Il les invite à un mode de relation vrai, dans lequel ils ne se sauvent pas seuls mais où ils accueillent la vie d’un unique Père, qui la donne à tous gratuitement et qui la partage avec les autres, tous également frères. 

Un mode de vie dans lequel est cachée la vraie grandeur, qui n’est pas celui qui aime les places d’honneur dans les dîners, les sièges d’honneur dans les synagogues et les places publiques (Mt 23,6), mais qui se révèle dans chaque geste humble de service : « Le plus grand parmi vous sera votre serviteur.
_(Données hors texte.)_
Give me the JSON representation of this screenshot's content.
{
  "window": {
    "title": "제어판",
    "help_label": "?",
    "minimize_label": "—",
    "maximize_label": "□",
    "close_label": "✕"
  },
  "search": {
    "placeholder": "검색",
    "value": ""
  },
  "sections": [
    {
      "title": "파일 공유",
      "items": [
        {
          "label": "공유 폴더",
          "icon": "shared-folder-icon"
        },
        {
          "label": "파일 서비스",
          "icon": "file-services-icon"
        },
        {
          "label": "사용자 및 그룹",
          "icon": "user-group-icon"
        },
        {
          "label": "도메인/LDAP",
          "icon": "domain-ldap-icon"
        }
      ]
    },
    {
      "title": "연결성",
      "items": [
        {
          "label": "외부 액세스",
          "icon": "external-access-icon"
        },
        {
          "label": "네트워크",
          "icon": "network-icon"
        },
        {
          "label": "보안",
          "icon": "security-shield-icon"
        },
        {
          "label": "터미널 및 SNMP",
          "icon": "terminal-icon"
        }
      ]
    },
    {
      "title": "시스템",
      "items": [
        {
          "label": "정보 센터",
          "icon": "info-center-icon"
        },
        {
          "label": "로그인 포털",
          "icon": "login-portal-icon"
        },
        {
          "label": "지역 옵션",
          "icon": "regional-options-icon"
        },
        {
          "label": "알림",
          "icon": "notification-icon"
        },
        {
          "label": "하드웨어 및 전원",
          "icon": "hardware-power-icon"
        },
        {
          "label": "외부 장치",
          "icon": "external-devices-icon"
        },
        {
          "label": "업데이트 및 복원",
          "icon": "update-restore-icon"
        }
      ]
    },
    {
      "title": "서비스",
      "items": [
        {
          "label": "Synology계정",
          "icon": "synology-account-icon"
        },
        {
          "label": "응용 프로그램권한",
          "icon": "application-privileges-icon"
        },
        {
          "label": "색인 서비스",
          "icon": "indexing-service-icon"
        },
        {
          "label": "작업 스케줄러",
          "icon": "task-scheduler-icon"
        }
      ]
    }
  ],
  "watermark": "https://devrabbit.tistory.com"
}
Qui s’élèvera sera abaissé, qui s’abaissera sera élevé » (Mt 23,11). 

Pour apprendre ce mode de vie, il n’y a qu’un seul maître (Mt 23,8), Celui qui, « avant la fête de la Pâque… au cours du repas… se lève de table, dépose son vêtement, et prend un linge qu’il se noue à la ceinture ; puis il verse de l’eau dans un bassin. Alors il se mit à laver les pieds des disciples et à les essuyer avec le linge qu’il avait à la ceinture… » (Jn 13, 1-5). 

Après ce geste, il leur avait expliqué que si Lui, le Seigneur et le Maître, lavait les pieds des disciples, eux aussi, devaient faire de même entre eux. (Jn 13, 14-15). 

Et il avait ensuite ajouté des paroles qui conviendraient également bien aux pharisiens de l’Evangile d’aujourd’hui, mais aussi aux pharisiens de toutes les époques, pour nous : « Sachant cela, heureux êtes-vous, si vous le faites » (Jn 13,17).